The title of Lincoln’s narrative history on its brand new MCHP website is “That Pioneer Spirit.” It’s a fitting testimony–not only to the town’s proud and persevering history, but to the Lincoln team’s penchant for breaking new ground.
Last fall, Lincoln was the first of the eight MCHP teams to hold its community conversation event to announce the project. Some of the methods employed at the event–feedback-generating posters, for example–were quickly adopted by other teams that followed Lincoln’s lead. The event also drew the largest crowd of the eight events with roughly 100 people in attendance.
Last night, Lincoln remained true to form by hosting the first of eight final celebrations and website unveilings. And they set the bar even higher for attendance–approximately 200 people made the cavernous Mattanawcook Junior High School gym seem downright cozy. (That’s about 4 percent of the town’s entire population, by the way.)
A variety of speakers opened the evening. These included MJHS Assistant Principal Anita McCafferty; teacher and MCHP team leader Heidi Harris; Lincoln Historical past and current presidents, Jeannette King and Bonnie Gray, respectively; and five students representing the nearly 180 who participated in some way in the project (a ground-breaking feat in and of itself). The speakers were followed by an unveiling of the website, and an opportunity for audience members to view portions of it from several tables of laptops. A celebratory cake and teeming bowls of fruit salad (well-received on this hot and humid evening) topped off the festivities.
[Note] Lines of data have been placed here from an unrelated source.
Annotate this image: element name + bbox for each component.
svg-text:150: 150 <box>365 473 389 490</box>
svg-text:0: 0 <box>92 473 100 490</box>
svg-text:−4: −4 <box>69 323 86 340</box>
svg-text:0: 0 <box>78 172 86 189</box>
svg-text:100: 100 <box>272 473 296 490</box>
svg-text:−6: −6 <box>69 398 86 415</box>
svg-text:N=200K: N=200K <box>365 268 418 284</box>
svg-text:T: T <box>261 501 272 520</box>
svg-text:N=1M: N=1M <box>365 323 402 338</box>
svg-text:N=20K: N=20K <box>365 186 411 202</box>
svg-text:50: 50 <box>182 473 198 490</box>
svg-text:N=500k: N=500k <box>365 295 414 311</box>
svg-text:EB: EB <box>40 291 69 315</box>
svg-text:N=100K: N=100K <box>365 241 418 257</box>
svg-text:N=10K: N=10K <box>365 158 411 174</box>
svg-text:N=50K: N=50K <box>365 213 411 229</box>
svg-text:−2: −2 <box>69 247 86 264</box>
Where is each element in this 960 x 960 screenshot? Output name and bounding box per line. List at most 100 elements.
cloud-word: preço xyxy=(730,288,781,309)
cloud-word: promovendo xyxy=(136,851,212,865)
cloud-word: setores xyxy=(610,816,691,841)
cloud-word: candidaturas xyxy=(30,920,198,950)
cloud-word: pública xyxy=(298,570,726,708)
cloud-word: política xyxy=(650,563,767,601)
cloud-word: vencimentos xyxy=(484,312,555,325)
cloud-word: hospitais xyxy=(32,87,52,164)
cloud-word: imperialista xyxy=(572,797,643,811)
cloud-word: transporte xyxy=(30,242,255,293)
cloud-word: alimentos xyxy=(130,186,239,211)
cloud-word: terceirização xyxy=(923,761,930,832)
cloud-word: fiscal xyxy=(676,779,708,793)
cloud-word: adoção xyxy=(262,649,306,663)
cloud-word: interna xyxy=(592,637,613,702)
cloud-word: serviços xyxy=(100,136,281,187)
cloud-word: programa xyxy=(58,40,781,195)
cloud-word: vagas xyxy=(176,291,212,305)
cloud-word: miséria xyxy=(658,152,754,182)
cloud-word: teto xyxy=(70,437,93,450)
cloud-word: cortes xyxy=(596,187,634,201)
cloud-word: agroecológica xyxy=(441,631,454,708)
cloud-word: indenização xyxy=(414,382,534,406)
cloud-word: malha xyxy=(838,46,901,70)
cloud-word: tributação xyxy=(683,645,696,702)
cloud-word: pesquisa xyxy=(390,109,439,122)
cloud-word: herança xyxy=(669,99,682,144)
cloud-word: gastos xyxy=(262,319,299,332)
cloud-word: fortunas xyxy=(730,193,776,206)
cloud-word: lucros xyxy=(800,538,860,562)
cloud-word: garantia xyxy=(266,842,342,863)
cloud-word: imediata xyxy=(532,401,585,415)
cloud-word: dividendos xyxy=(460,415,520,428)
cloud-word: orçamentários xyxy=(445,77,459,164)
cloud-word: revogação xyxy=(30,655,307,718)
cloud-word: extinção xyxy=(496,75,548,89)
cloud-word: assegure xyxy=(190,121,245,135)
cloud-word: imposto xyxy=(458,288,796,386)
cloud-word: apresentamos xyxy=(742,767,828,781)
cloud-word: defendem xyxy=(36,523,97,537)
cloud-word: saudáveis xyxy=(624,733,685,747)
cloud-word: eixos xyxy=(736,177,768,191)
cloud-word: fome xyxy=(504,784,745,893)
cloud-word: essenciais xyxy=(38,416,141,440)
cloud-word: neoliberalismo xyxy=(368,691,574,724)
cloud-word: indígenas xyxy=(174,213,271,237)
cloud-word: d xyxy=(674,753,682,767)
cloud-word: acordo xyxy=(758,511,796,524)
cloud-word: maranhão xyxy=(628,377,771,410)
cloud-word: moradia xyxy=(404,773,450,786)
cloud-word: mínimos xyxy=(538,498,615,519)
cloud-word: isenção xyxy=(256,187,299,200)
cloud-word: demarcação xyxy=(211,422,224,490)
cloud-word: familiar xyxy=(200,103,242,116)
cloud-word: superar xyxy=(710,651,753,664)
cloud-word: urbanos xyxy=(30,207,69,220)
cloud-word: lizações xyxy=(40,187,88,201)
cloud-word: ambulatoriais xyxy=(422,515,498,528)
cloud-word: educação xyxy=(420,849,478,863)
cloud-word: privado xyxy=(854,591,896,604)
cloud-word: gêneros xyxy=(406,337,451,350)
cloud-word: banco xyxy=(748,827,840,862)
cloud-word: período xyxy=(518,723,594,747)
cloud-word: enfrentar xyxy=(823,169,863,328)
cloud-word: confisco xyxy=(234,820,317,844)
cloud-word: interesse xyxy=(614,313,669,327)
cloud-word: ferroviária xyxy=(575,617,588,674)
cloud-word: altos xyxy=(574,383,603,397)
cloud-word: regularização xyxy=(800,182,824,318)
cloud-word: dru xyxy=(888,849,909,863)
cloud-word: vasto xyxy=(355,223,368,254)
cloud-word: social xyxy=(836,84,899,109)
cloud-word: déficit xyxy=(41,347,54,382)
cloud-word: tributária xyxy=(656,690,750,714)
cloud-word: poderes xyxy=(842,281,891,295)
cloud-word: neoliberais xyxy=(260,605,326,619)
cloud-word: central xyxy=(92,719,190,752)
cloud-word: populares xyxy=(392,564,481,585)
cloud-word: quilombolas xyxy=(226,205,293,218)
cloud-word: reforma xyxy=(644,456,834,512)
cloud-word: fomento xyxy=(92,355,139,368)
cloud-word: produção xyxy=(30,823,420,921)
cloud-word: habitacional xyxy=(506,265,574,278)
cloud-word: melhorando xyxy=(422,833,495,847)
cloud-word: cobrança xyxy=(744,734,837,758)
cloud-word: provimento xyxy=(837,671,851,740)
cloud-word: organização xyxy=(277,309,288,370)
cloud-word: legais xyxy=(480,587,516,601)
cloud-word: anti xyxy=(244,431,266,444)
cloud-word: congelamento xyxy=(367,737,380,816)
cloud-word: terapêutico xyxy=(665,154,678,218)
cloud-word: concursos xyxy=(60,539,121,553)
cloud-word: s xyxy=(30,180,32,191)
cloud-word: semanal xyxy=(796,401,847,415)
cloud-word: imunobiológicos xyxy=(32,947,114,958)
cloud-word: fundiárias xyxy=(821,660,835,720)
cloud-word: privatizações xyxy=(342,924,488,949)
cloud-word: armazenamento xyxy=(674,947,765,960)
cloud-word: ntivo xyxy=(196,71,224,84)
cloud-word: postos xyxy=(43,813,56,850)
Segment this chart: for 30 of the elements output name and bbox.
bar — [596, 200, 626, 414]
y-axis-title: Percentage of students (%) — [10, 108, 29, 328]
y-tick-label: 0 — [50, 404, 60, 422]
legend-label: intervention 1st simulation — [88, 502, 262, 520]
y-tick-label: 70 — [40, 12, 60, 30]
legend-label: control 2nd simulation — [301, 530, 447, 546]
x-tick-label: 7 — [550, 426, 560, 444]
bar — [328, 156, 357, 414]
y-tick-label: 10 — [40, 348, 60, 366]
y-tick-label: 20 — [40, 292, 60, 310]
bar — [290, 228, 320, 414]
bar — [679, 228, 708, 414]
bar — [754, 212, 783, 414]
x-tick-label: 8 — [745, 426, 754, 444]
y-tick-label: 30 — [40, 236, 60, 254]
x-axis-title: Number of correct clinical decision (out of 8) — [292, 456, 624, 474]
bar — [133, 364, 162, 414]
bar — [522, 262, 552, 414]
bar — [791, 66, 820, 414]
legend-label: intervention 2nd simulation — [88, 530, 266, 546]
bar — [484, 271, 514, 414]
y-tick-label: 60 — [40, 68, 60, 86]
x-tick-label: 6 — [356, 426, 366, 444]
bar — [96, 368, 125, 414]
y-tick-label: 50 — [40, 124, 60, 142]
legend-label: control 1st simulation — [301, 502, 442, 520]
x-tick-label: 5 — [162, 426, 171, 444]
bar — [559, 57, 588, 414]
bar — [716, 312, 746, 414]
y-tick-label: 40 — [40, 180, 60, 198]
There were several extra-special moments in a night full of highlights:
- Jeannette King–who just stepped down after 15 years as Historical Society president–gave a moving speech that included a tribute to her husband, George King, and her appreciation of the young people in the audience who will be the keepers of Lincoln’s history in the years to come.
While she drew a sigh of relief at having completed MCHP, Jeannette reveled in the opportunities she had to work with students and how many of them have come to think of differently about their town and its treasures.
- Bonnie Gray made elegant remarks about how, while she’s always appreciated history, she now has a new-found love for Lincoln’s unique place in it because of this program.
- The five students who spoke about the process and the products they created were eloquent, heartfelt, and, full of charm. A recurring theme was their surprise and delight at things they never knew existed in Lincoln, such as a ferry that relied on passenger power (via a pulley system) to move across the water.
- The expressions of delight and awe when Heidi demonstrated Maine Memory Network’s “zoom” feature on a couple of choice images.
- A Senatorial Sentiment presented to the students by State Senator Elizabeth M. Schneider for their hard work digitizing 150 historic items and presenting them in context on the website. The Sentiment reads, in part, “May they be honored and remembered for this valuable community contribution and for making the project a success.”
All in all, a banner evening for a hard-working, lead-the-way team. May they continue to break new ground–digitally, historically, communally–for years to come.